Drs. Brownstone and Bui have found that a group of neurons in the spinal cord—called dI3 interneurons—assess information from sensory neurons in the hands in order to send appropriate signals to motor neurons in the spinal cord, and hence to the muscles, to control the hands' grip. If this circuit is disrupted—as in spinal cord injuries and neurodegenerative diseases like Alzheimer's disease—a person will be unable to hold onto objects or unable to let them go.
Our ability to control our hands and pick up objects using the right amount of force depends on the tightly regulated transmission of signals among neural circuits in the hands, spinal cord and brain. How we regulate this force has not been known until this discovery by Drs. Brownstone and Bui.
"This spinal cord circuit allows us to subtly and unconsciously adjust our grasp so we apply the right amount of force to whatever we're holding. This mechanism is disrupted in spinal cord injuries, which can completely eliminate the ability to grasp, and in neurodegenerative diseases, which can lead to an uncontrollable reflexive grasp so that people grab and can't let go of whatever they touch" says Dr. Brownstone.
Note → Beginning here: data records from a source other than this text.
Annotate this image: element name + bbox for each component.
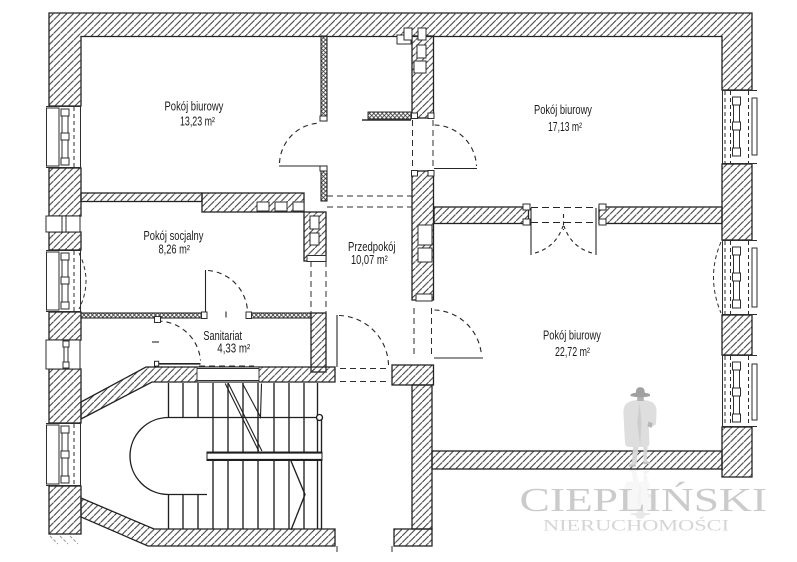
svg-text:8,26 m²: 8,26 m² <box>159 243 191 257</box>
svg-text:4,33 m²: 4,33 m² <box>217 342 250 356</box>
svg-text:Pokój biurowy: Pokój biurowy <box>165 100 224 114</box>
svg-text:NIERUCHOMOŚCI: NIERUCHOMOŚCI <box>543 516 729 535</box>
svg-text:13,23 m²: 13,23 m² <box>180 115 215 129</box>
svg-text:10,07 m²: 10,07 m² <box>351 254 388 268</box>
svg-text:Przedpokój: Przedpokój <box>348 241 396 255</box>
svg-text:Pokój biurowy: Pokój biurowy <box>543 329 601 343</box>
svg-text:Pokój biurowy: Pokój biurowy <box>534 104 592 118</box>
svg-text:22,72 m²: 22,72 m² <box>555 345 590 359</box>
svg-text:Pokój socjalny: Pokój socjalny <box>144 230 204 244</box>
svg-text:CIEPLIŃSKI: CIEPLIŃSKI <box>520 482 768 519</box>
svg-text:17,13 m²: 17,13 m² <box>548 120 582 134</box>
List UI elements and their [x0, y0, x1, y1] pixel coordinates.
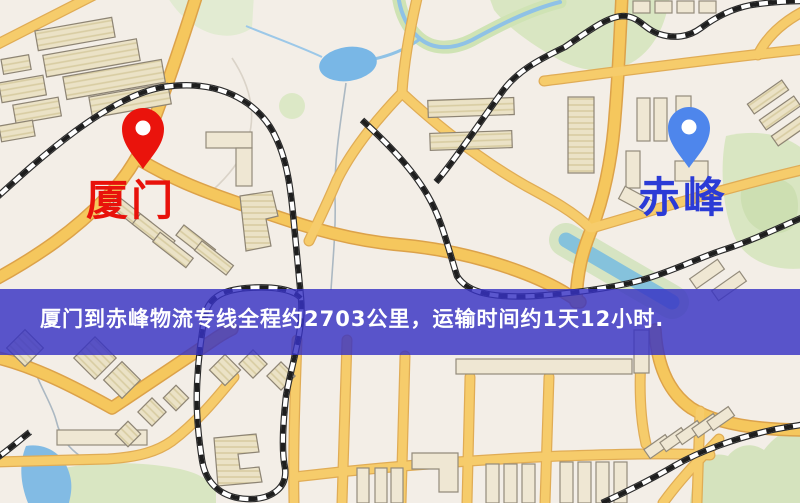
map-image: [0, 0, 800, 503]
origin-city-label: 厦门: [86, 180, 176, 222]
destination-city-label: 赤峰: [638, 177, 728, 219]
route-info-text: 厦门到赤峰物流专线全程约2703公里，运输时间约1天12小时.: [40, 303, 664, 333]
route-info-banner: 厦门到赤峰物流专线全程约2703公里，运输时间约1天12小时.: [0, 289, 800, 355]
logistics-route-map: 厦门 赤峰 厦门到赤峰物流专线全程约2703公里，运输时间约1天12小时.: [0, 0, 800, 503]
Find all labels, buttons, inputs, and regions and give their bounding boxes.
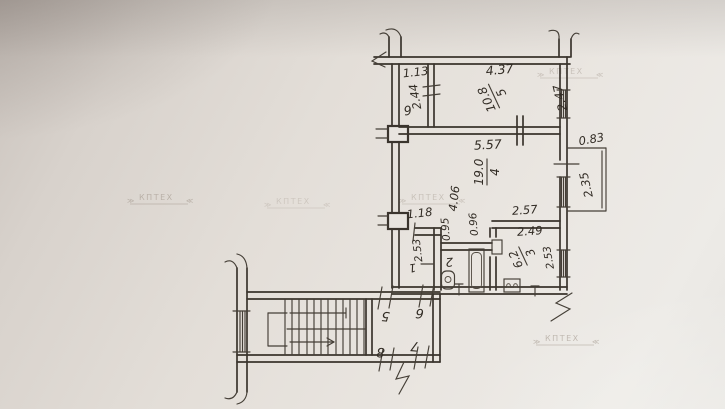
balcony-length-label: 2.35 — [576, 171, 595, 199]
stair-direction-arrow-icon — [290, 338, 334, 346]
hall-width-label: 1.18 — [406, 205, 433, 222]
watermark: ≫ КПТЕХ ≪ — [127, 193, 193, 205]
doorway-ticks — [378, 284, 434, 371]
room4-width-label: 5.57 — [473, 136, 502, 152]
watermark-text: КПТЕХ — [139, 193, 174, 202]
wet-zone-width-a-label: 0.95 — [439, 217, 453, 242]
wall-break-icon — [396, 362, 409, 394]
room3-area-label: 6.2 — [506, 248, 526, 270]
staircase — [268, 300, 366, 355]
floor-plan-svg: ≫ КПТЕХ ≪ ≫ КПТЕХ ≪ ≫ КПТЕХ ≪ ≫ КПТЕХ ≪ … — [0, 0, 725, 409]
room3-side-dim-label: 2.53 — [541, 245, 557, 270]
watermark: ≫ КПТЕХ ≪ — [537, 67, 603, 79]
watermark-text: КПТЕХ — [276, 197, 311, 206]
room6-number-label: 6 — [403, 102, 413, 118]
bathtub-icon — [472, 253, 482, 289]
room1-number-label: 1 — [408, 261, 417, 276]
room4-depth-label: 4.06 — [446, 185, 463, 212]
room5-width-label: 4.37 — [485, 61, 514, 78]
landing-mark-6: 6 — [415, 305, 425, 321]
watermark: ≫ КПТЕХ ≪ — [264, 197, 330, 209]
room3-area-fraction: 6.2 3 — [505, 241, 541, 272]
room3-inner-dim-label: 2.49 — [516, 223, 543, 239]
room4-area-fraction: 19.0 4 — [472, 158, 502, 185]
landing-mark-8: 8 — [376, 344, 386, 360]
watermark-text: КПТЕХ — [411, 193, 446, 202]
room5-area-fraction: 10.8 5 — [475, 77, 514, 114]
room1-length-label: 2.53 — [411, 238, 426, 263]
door-leaf — [492, 240, 502, 254]
balcony-depth-label: 0.83 — [577, 130, 605, 148]
room5-number-label: 5 — [493, 86, 509, 99]
watermark: ≫ КПТЕХ ≪ — [533, 334, 599, 346]
landing-mark-5: 5 — [381, 308, 391, 324]
room2-number-label: 2 — [445, 255, 454, 270]
room6-width-label: 1.13 — [402, 64, 429, 81]
landing-mark-7: 7 — [409, 338, 419, 354]
wall-pier — [388, 213, 408, 229]
dimension-labels: 1.13 2.44 6 4.37 2.47 10.8 5 5.57 19.0 4… — [376, 61, 605, 359]
room4-number-label: 4 — [488, 168, 502, 176]
watermark-text: КПТЕХ — [545, 334, 580, 343]
stove-icon — [504, 279, 520, 292]
wall-break-icon — [551, 293, 572, 321]
floor-plan-photo: ≫ КПТЕХ ≪ ≫ КПТЕХ ≪ ≫ КПТЕХ ≪ ≫ КПТЕХ ≪ … — [0, 0, 725, 409]
room3-top-dim-label: 2.57 — [511, 202, 538, 218]
wet-zone-width-b-label: 0.96 — [467, 212, 481, 237]
room3-number-label: 3 — [522, 246, 538, 259]
room4-area-label: 19.0 — [472, 158, 486, 185]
Spinal cord injuries, brain injuries and neurodegenerative diseases affecting the brain and/or spinal cord can all impair hand function, with devastating effects on independence and ability to function in daily life. People with quadriplegia ranked hand function #1, when asked in a 2004 survey which function they would most want to recover if they could. They rated hand function well above trunk stability, walking, sexual function, bladder and bowel control, and normal sensation.
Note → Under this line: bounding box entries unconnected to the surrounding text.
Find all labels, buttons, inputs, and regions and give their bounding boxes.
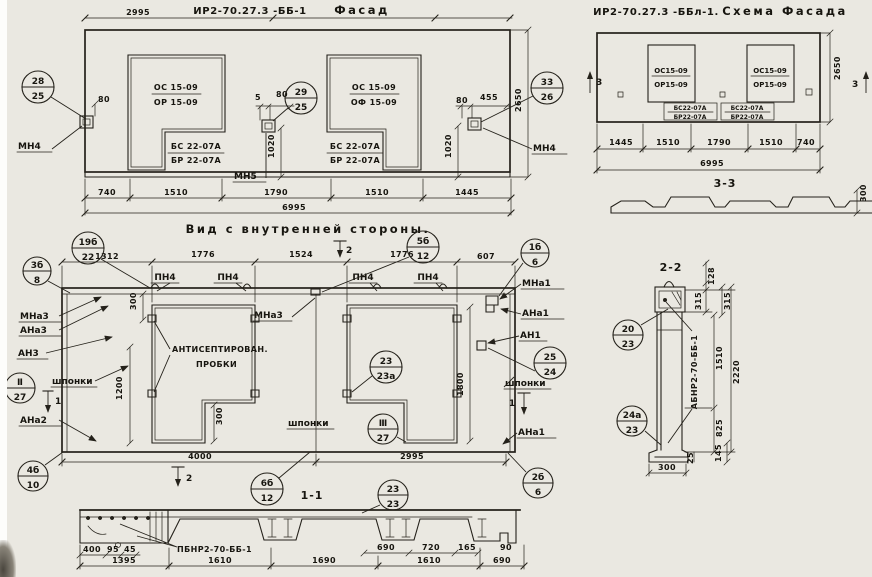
section-1-1-label: ПБНР2-70-ББ-1 (120, 524, 252, 554)
svg-text:1790: 1790 (264, 188, 288, 197)
svg-text:23: 23 (387, 500, 400, 510)
scheme-window-2: ОС15-09 ОР15-09 (747, 45, 794, 102)
callout-20-23: 20 23 (613, 309, 668, 350)
callout-29-25: 29 25 (273, 82, 317, 121)
scheme-dim-2650: 2650 (820, 30, 842, 125)
svg-text:4б: 4б (27, 465, 40, 476)
callout-2b-6: 2б 6 (508, 453, 553, 498)
svg-text:1200: 1200 (115, 376, 124, 400)
svg-text:1б: 1б (529, 242, 542, 253)
section-marker-1-right: 1 (509, 393, 530, 414)
svg-text:23а: 23а (377, 372, 396, 382)
svg-text:1510: 1510 (164, 188, 188, 197)
svg-text:2: 2 (186, 474, 192, 484)
svg-text:720: 720 (422, 543, 440, 552)
label-mna1: МНа1 (522, 279, 551, 289)
section-3-3-profile (611, 197, 872, 213)
svg-text:45: 45 (124, 545, 136, 554)
inner-title: Вид с внутренней стороны. (186, 222, 431, 236)
callout-28-25: 28 25 (22, 71, 86, 119)
facade-code: ИР2-70.27.3 -ББ-1 (193, 6, 306, 17)
svg-text:1445: 1445 (609, 138, 633, 147)
svg-text:2б: 2б (532, 472, 545, 483)
label-shponki-left: шпонки (52, 377, 93, 387)
inner-an1-anchor (477, 341, 486, 350)
left-labels: МНа3 АНа3 АН3 Ⅱ 27 шпонки 1 АНа2 (5, 297, 128, 441)
svg-text:23: 23 (387, 485, 400, 495)
facade-block1-label: БС 22-07А БР 22-07А (168, 142, 224, 165)
svg-text:300: 300 (658, 463, 676, 472)
facade-dim-80-left: 80 (98, 95, 110, 104)
svg-text:6б: 6б (261, 478, 274, 489)
svg-text:24а: 24а (623, 411, 642, 421)
svg-text:300: 300 (129, 292, 138, 310)
svg-text:1610: 1610 (417, 556, 441, 565)
section-marker-3-left: 3 (590, 72, 602, 93)
svg-text:300: 300 (859, 184, 868, 202)
section-2-2-loop (664, 282, 674, 288)
scheme-block-label-2: БС22-07А БР22-07А (721, 103, 774, 121)
svg-text:90: 90 (500, 543, 512, 552)
svg-text:ПРОБКИ: ПРОБКИ (196, 360, 237, 369)
svg-text:29: 29 (295, 88, 308, 98)
label-mn4-right: МН4 (533, 144, 556, 154)
svg-text:128: 128 (707, 267, 716, 285)
svg-text:ПН4: ПН4 (352, 273, 373, 283)
svg-text:690: 690 (377, 543, 395, 552)
scheme-window-1: ОС15-09 ОР15-09 (648, 45, 695, 102)
svg-text:23: 23 (626, 426, 639, 436)
facade-block2-label: БС 22-07А БР 22-07А (327, 142, 383, 165)
svg-text:БС22-07А: БС22-07А (674, 105, 707, 112)
corner-smudge (0, 540, 16, 577)
scheme-title: Схема Фасада (722, 4, 848, 18)
svg-text:22: 22 (82, 253, 95, 263)
label-shponki-mid: шпонки (288, 419, 329, 429)
svg-text:1: 1 (509, 399, 515, 409)
svg-text:25: 25 (295, 103, 308, 113)
label-ana1-bottom: АНа1 (518, 428, 545, 438)
facade-win2-label-bottom: ОФ 15-09 (351, 98, 397, 107)
svg-text:27: 27 (14, 393, 27, 403)
svg-text:1776: 1776 (191, 250, 215, 259)
svg-text:165: 165 (458, 543, 476, 552)
svg-text:20: 20 (622, 325, 635, 335)
facade-dim-6995: 6995 (282, 203, 306, 212)
svg-text:315: 315 (694, 292, 703, 310)
svg-text:12: 12 (261, 494, 274, 504)
facade-dim-455: 455 (480, 93, 498, 102)
svg-text:27: 27 (377, 434, 390, 444)
label-mna3-left: МНа3 (20, 312, 49, 322)
facade-dim-5: 5 (255, 93, 261, 102)
svg-text:БС 22-07А: БС 22-07А (171, 142, 222, 151)
section-marker-2-top: 2 (334, 241, 352, 257)
svg-text:5б: 5б (417, 236, 430, 247)
svg-text:1020: 1020 (267, 134, 276, 158)
section-2-2-foot (649, 450, 688, 462)
scheme-anchor-dots (618, 89, 812, 97)
facade-win1-label-bottom: ОР 15-09 (154, 98, 198, 107)
svg-text:1524: 1524 (289, 250, 313, 259)
svg-text:1510: 1510 (759, 138, 783, 147)
inner-view: Вид с внутренней стороны. 1312 1776 1524… (5, 222, 566, 505)
svg-text:2650: 2650 (833, 56, 842, 80)
inner-dim-1800: 1800 (456, 304, 473, 444)
label-ana3-left: АНа3 (20, 326, 47, 336)
svg-text:ОС15-09: ОС15-09 (753, 67, 787, 75)
svg-text:19б: 19б (79, 237, 98, 248)
svg-text:28: 28 (32, 77, 45, 87)
window1-plug-marks (148, 315, 259, 397)
facade-dim-2650: 2650 (510, 27, 531, 180)
svg-text:25: 25 (544, 353, 557, 363)
svg-text:24: 24 (544, 368, 557, 378)
section-3-3-title: 3-3 (714, 177, 737, 190)
svg-text:1445: 1445 (455, 188, 479, 197)
svg-text:10: 10 (27, 481, 40, 491)
svg-text:400: 400 (83, 545, 101, 554)
label-ana2: АНа2 (20, 416, 47, 426)
right-labels: МНа1 АНа1 АН1 25 24 шпонки 1 (488, 279, 566, 444)
svg-text:23: 23 (622, 340, 635, 350)
section-marker-1-left: 1 (43, 391, 61, 412)
svg-text:1610: 1610 (208, 556, 232, 565)
section-2-2-top-block (655, 287, 685, 312)
svg-text:МНа3: МНа3 (254, 311, 283, 321)
svg-text:ОР15-09: ОР15-09 (753, 81, 787, 89)
section-marker-3-right: 3 (852, 72, 866, 93)
svg-text:2650: 2650 (514, 88, 523, 112)
scheme-code: ИР2-70.27.3 -ББл-1. (593, 7, 719, 18)
svg-text:3б: 3б (31, 260, 44, 271)
scheme-panel-outline (597, 33, 820, 122)
svg-text:1020: 1020 (444, 134, 453, 158)
svg-text:АБНР2-70-ББ-1: АБНР2-70-ББ-1 (690, 335, 699, 410)
svg-text:95: 95 (107, 545, 119, 554)
facade-dim-2995: 2995 (126, 8, 150, 17)
label-an3: АН3 (18, 349, 39, 359)
inner-dim-4000: 4000 (188, 452, 212, 461)
svg-text:АНТИСЕПТИРОВАН.: АНТИСЕПТИРОВАН. (172, 345, 268, 354)
label-ana1: АНа1 (522, 309, 549, 319)
section-2-2-wall (657, 312, 682, 450)
svg-text:1790: 1790 (707, 138, 731, 147)
svg-text:12: 12 (417, 252, 430, 262)
section-3-3: 3-3 300 (611, 177, 872, 216)
svg-text:Ⅱ: Ⅱ (17, 378, 23, 388)
callout-III-27: Ⅲ 27 (368, 414, 398, 444)
svg-text:ПБНР2-70-ББ-1: ПБНР2-70-ББ-1 (177, 545, 252, 554)
svg-text:607: 607 (477, 252, 495, 261)
inner-dim-2995: 2995 (400, 452, 424, 461)
svg-text:2: 2 (346, 246, 352, 256)
svg-text:БР22-07А: БР22-07А (731, 114, 764, 121)
blueprint-sheet: 2995 ИР2-70.27.3 -ББ-1 Фасад ОС 15-09 ОР… (0, 0, 872, 577)
label-mn5: МН5 (234, 172, 257, 182)
shponki-mid-group: шпонки Ⅲ 27 (287, 414, 406, 444)
svg-text:1690: 1690 (312, 556, 336, 565)
section-2-2-dims-bottom: 300 25 145 (646, 440, 730, 476)
label-mn4-left: МН4 (18, 142, 41, 152)
drawing-canvas: 2995 ИР2-70.27.3 -ББ-1 Фасад ОС 15-09 ОР… (0, 0, 872, 577)
facade-dim-80-right: 80 (456, 96, 468, 105)
inner-right-anchor-notch (486, 296, 498, 312)
svg-text:БР 22-07А: БР 22-07А (330, 156, 381, 165)
scheme-dims-bottom: 1445 1510 1790 1510 740 6995 (594, 124, 823, 173)
callout-II-27: Ⅱ 27 (5, 373, 35, 403)
svg-text:ПН4: ПН4 (217, 273, 238, 283)
svg-text:Ⅲ: Ⅲ (379, 419, 388, 429)
facade-dims-bottom: 740 1510 1790 1510 1445 6995 (82, 179, 514, 216)
svg-text:26: 26 (541, 93, 554, 103)
facade-win1-label-top: ОС 15-09 (154, 83, 198, 92)
svg-text:ПН4: ПН4 (154, 273, 175, 283)
svg-text:300: 300 (215, 407, 224, 425)
svg-text:145: 145 (714, 444, 723, 462)
label-mna3-mid: МНа3 (253, 298, 315, 321)
svg-text:25: 25 (32, 92, 45, 102)
svg-text:8: 8 (34, 276, 40, 286)
anchor-mn5: 5 80 (255, 90, 294, 132)
antiseptic-plugs-note: АНТИСЕПТИРОВАН. ПРОБКИ (154, 321, 268, 392)
svg-text:3: 3 (596, 78, 602, 88)
svg-text:6: 6 (535, 488, 541, 498)
label-an1: АН1 (520, 331, 541, 341)
callout-4b-10: 4б 10 (18, 452, 63, 491)
svg-text:1800: 1800 (456, 372, 465, 396)
svg-text:1510: 1510 (656, 138, 680, 147)
callout-24a-23: 24а 23 (617, 406, 661, 445)
svg-text:740: 740 (98, 188, 116, 197)
svg-text:1510: 1510 (715, 346, 724, 370)
svg-text:1510: 1510 (365, 188, 389, 197)
svg-text:690: 690 (493, 556, 511, 565)
inner-window-2 (343, 305, 461, 443)
callout-25-24: 25 24 (488, 347, 566, 379)
facade-title: Фасад (334, 3, 390, 17)
paper-edge (0, 0, 7, 577)
svg-text:25: 25 (686, 452, 695, 464)
section-marker-2-bottom: 2 (172, 467, 192, 486)
svg-text:825: 825 (715, 419, 724, 437)
facade-view: 2995 ИР2-70.27.3 -ББ-1 Фасад ОС 15-09 ОР… (17, 3, 567, 216)
svg-text:ОР15-09: ОР15-09 (654, 81, 688, 89)
section-1-1-dims-right: 690 720 165 90 (361, 543, 512, 556)
svg-text:БС22-07А: БС22-07А (731, 105, 764, 112)
section-3-3-dim-300: 300 (854, 184, 868, 216)
svg-text:ОС15-09: ОС15-09 (654, 67, 688, 75)
inner-dims-bottom: 4000 2995 (59, 452, 509, 466)
inner-dim-1200: 1200 (115, 344, 133, 446)
svg-text:БР 22-07А: БР 22-07А (171, 156, 222, 165)
inner-window-1 (148, 305, 259, 443)
inner-dim-300-w1: 300 (211, 402, 224, 444)
scheme-view: ИР2-70.27.3 -ББл-1. Схема Фасада ОС15-09… (590, 4, 866, 173)
svg-text:1395: 1395 (112, 556, 136, 565)
svg-text:23: 23 (380, 357, 393, 367)
scheme-block-label-1: БС22-07А БР22-07А (664, 103, 717, 121)
facade-win2-label-top: ОС 15-09 (352, 83, 396, 92)
scheme-dim-6995: 6995 (700, 159, 724, 168)
inner-dim-300-top: 300 (129, 291, 146, 323)
svg-text:3: 3 (852, 80, 858, 90)
svg-text:2220: 2220 (732, 360, 741, 384)
callout-23-23a: 23 23а (352, 351, 402, 392)
svg-text:БР22-07А: БР22-07А (674, 114, 707, 121)
svg-text:33: 33 (541, 78, 554, 88)
svg-text:6: 6 (532, 258, 538, 268)
svg-text:БС 22-07А: БС 22-07А (330, 142, 381, 151)
svg-text:740: 740 (797, 138, 815, 147)
section-2-2: 2-2 АБНР2-70-ББ-1 20 23 24а 23 (613, 260, 741, 476)
section-1-1-title: 1-1 (301, 489, 324, 502)
svg-text:1: 1 (55, 397, 61, 407)
section-2-2-title: 2-2 (660, 261, 683, 274)
svg-text:ПН4: ПН4 (417, 273, 438, 283)
callout-23-23: 23 23 (362, 480, 408, 513)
Drs. Brownstone and Bui were testing a spinal cord circuit they believed played a role in walking when they discovered it controls the hand grasp instead. This observation occurred around the same time that Dr. Brownstone met a patient in his neurosurgery clinic who was unable to control her grasp. When she took his hand, she was unable to let go—he had to peel away her fingers to release his hand. He and Dr. Bui were struck by the implications of their observations and embarked on a series of experiments, with collaborators at Columbia University in New York City, to validate the finding.